Performance and Impact of Technology
Telematics can reveal many aspects of fleet performance and any measure of performance can be seen in a number of ways, from a baseline for the entire fleet, to individual drivers or for certain driver groups, for example. Establishing an “as-is” baseline of performance before conducting an ROI study is key in assessing the impact of introducing telematics technology. But which key performance indicators provide the best indication of a significant ROI.
The reduction in braking harshness, for example, can mean less wear and tear on tyres and can be measured over time. All fleet managers need do is monitor drivers identifying the worst offenders and managing them accordingly. The same approach is true for over-revving and excess idling.

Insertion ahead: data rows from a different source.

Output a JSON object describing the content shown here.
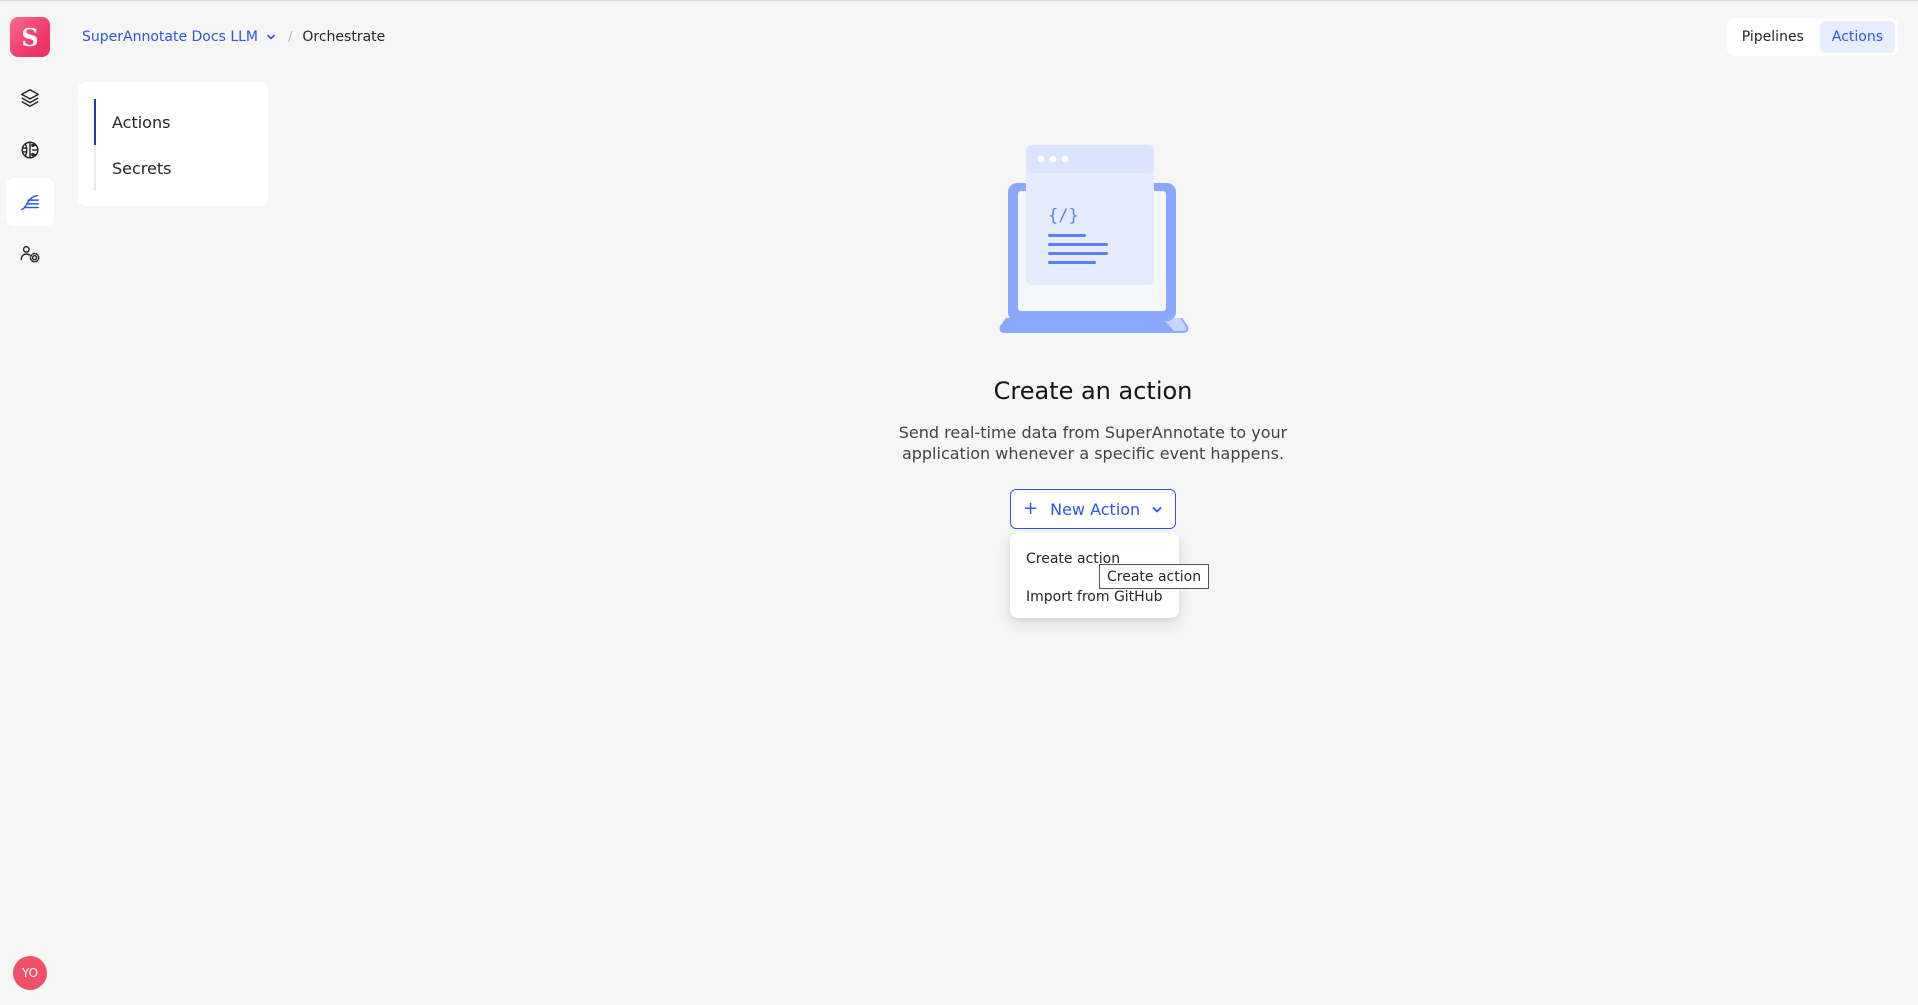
{
  "app": {
    "logo_letter": "S",
    "brand_color": "#2f54eb",
    "logo_gradient": [
      "#ff6b8e",
      "#e8335f"
    ]
  },
  "rail": {
    "items": [
      {
        "name": "layers-icon",
        "active": false
      },
      {
        "name": "brain-icon",
        "active": false
      },
      {
        "name": "orchestrate-icon",
        "active": true
      },
      {
        "name": "team-settings-icon",
        "active": false
      }
    ],
    "avatar_initials": "YO"
  },
  "breadcrumb": {
    "project": "SuperAnnotate Docs LLM",
    "separator": "/",
    "current": "Orchestrate"
  },
  "top_toggle": {
    "pipelines": "Pipelines",
    "actions": "Actions",
    "selected": "Actions"
  },
  "side_menu": {
    "items": [
      {
        "label": "Actions",
        "active": true
      },
      {
        "label": "Secrets",
        "active": false
      }
    ]
  },
  "empty_state": {
    "illustration_icon": "laptop-code-icon",
    "code_glyph": "{/}",
    "title": "Create an action",
    "description": "Send real-time data from SuperAnnotate to your application whenever a specific event happens."
  },
  "new_action": {
    "label": "New Action",
    "menu": [
      "Create action",
      "Import from GitHub"
    ]
  },
  "tooltip": "Create action"
}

Individual Driver Improvement
Of course, the introduction of automotive technology not only allows a fleet manager to see how their fleet is performing, but also allows the individual drivers in a fleet to get insight on their own driving skills. A fleet manager can choose to give their drivers full access to their individual driving data, and then monitor driving performance to see whether or not that data access has had any positive results.
Some companies introduce a ‘league table’ of driver performance rewarding the top performers with incentives. Many fleet managers would argue that the introduction of telematics and the transparent monitoring of driver behaviour has led to a change in behaviour resulting in cost savings – less idling, less harsh breaking all results in less cost – as well as fewer accidents.
Vehicle Maintenance = High ROI
Although indirect, fleet managers can see a high ROI by using the diagnostic data provided by telematics to manage vehicle maintenance. Diagnostic telematics data can be sent directly to either the fleet manager or technical to see where maintenance is needed. Some fleets may even be able to share alerts with outside service providers. The result is better covering of warranties on any newer fleet vehicles, as well as higher resale value, less vehicle downtime and reduced total ownership cost.
Elimination of Missed Revenue Opportunities
Telematics can also ensure that fleet managers realise higher ROI by alerting them to revenue opportunities that may have otherwise been missed. For example, unexpected delays in the form of drivers not able to arrive to a loading location before closing can result in not only lost time, but lost revenue. However, telematics can tell a fleet manager where the closest vehicle to the loading location is, and send that driver to pick up the load instead.